Published: 18 Nov 2014 - 07:38 am | Last Updated: 19 Jan 2022 - 11:13 am

HONG KONG/london:  Britain said yesterday that it had decided not to block the sale of tear gas to Hong Kong, having reviewed its export policy after police there used the gas against pro-democracy protesters in September.
In a written submission to parliament yesterday, Foreign Office minister Hugo Swire said the only current licence did not breach rules and would not be revoked. Swire had said in October that a review was likely in light of the Hong Kong clashes.
“The Government has reviewed licences for tear gas exports to the Hong Kong Special Administrative Region Government ... the Government has decided it will not be revoked on the basis that it does not contravene the consolidated criteria,” he said, referring to the rules used to control arms exports.
Swire said the government had not been able to verify pictures purporting to show that some of the canisters used by police in the Chinese-controlled city, a former British colony, had been manufactured by a British firm.
 Hong Kong police will move today to evict some of the pro-democracy protesters who have been blocking main roads for more than seven weeks, a statement said.
Police said they would give “fullest support” to civilian bailiffs carrying out a court order to clear access to a skyscraper in the Admiralty district.
In a statement they pledged “resolute action” against anyone obstructing the bailiffs, saying they could face charges of criminal contempt of court.
Protesters since September 28 have been staging sit-ins on three major thoroughfares, demanding a free leadership election for the semi-autonomous Chinese city in 2017.
The court order to be enforced Tuesday, granted at the request of the building owners, relates only to the area around CITIC Tower in the Admiralty business and government district.
It does not cover the entire area of the sit-in at Admiralty, where demonstrators have pitched a sea of colourful tents across an eight-lane highway.
But similar court orders have been issued or are being sought for other blocked roads in the city, as China refuses to budge on protesters’ demands and public opinion starts turning against the campaigners.
For the first time since it started the poll in September, Hong Kong’s Chinese University found more people opposed the Occupy movement than supported it, according to the South China Morning Post.

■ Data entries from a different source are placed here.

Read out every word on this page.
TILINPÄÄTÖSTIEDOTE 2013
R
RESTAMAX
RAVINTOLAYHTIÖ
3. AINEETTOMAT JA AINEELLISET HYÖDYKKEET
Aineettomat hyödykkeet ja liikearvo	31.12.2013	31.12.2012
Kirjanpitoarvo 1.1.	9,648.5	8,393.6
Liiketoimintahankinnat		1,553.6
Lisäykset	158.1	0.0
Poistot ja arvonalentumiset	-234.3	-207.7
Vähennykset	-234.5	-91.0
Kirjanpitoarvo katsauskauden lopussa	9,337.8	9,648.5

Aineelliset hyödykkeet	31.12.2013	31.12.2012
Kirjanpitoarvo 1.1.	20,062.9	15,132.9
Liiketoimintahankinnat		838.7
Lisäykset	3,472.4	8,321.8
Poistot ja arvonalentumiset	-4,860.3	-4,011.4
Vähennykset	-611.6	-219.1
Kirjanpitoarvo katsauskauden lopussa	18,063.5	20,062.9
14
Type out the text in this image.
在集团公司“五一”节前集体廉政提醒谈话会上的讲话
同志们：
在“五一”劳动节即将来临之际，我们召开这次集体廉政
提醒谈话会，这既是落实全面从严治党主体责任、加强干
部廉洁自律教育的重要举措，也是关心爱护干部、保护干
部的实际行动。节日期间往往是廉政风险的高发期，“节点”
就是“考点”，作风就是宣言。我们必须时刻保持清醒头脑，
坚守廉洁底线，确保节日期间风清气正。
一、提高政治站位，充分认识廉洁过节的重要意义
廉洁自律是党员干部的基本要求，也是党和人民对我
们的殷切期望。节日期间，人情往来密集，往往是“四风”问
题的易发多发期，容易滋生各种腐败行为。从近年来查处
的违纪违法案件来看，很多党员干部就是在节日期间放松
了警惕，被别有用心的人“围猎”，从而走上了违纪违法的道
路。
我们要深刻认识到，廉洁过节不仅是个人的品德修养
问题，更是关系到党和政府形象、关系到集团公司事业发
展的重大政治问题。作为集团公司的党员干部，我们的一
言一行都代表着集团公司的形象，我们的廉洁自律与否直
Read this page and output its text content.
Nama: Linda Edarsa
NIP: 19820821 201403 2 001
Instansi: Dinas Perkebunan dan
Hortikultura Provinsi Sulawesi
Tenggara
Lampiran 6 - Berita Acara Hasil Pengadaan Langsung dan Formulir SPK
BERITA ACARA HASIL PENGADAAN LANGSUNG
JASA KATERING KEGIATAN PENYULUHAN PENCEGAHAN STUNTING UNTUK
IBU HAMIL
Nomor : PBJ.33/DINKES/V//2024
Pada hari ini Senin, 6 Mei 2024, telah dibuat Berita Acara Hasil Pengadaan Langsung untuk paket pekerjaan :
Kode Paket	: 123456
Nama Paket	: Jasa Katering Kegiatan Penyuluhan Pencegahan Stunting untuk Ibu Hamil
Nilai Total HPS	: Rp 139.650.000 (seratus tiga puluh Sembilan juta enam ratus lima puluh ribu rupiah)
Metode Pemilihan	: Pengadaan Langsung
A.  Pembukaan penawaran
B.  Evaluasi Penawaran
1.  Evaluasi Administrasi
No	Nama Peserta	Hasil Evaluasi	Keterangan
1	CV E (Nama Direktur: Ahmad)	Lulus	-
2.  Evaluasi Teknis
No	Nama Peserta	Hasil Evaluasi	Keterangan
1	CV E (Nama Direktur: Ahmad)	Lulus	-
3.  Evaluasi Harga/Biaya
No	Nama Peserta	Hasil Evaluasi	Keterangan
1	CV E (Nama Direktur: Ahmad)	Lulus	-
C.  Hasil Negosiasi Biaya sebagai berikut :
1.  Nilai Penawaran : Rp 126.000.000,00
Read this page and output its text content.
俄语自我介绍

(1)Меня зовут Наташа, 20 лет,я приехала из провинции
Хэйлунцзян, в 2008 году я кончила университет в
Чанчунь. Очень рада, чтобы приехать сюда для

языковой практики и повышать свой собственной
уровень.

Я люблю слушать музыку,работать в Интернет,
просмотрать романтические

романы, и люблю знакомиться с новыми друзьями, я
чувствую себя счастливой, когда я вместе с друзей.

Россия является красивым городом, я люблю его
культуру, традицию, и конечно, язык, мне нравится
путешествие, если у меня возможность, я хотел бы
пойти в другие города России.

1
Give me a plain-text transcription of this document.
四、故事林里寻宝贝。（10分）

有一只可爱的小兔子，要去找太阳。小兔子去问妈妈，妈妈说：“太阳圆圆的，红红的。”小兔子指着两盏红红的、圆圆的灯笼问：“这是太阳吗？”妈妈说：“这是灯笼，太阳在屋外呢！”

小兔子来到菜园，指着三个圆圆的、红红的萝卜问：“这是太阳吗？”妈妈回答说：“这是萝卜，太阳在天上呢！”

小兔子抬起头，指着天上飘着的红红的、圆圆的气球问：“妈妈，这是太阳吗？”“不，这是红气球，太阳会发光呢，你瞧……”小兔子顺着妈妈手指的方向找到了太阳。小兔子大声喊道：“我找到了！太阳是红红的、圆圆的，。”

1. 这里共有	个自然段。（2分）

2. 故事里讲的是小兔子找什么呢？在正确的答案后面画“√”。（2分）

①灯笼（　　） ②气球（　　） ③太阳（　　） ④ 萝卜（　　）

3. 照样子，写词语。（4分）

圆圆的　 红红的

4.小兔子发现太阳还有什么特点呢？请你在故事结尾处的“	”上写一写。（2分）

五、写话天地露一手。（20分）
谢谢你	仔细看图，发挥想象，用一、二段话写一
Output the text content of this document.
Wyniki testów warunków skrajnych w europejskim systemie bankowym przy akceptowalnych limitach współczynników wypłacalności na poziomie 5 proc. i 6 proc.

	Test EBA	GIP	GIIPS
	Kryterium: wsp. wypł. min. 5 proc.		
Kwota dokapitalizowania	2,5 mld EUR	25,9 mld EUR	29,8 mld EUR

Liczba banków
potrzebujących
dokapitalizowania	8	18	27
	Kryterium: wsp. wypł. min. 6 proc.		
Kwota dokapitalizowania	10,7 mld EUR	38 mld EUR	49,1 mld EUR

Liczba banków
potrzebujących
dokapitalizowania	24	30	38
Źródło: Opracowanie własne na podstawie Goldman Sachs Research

About 67 per cent of all respondents said protesters should go home, it reported.
A police source quoted by the paper said roads in the Mongkok district in Kowloon would also be cleared this week.
The protests, which drew tens of thousands at times initially, have dwindled markedly in size.
China has refused to back down on its insistence that candidates for the 2017 election must be vetted by a loyalist committee, a decision critics say is designed to ensure the election of a pro-Beijing stooge.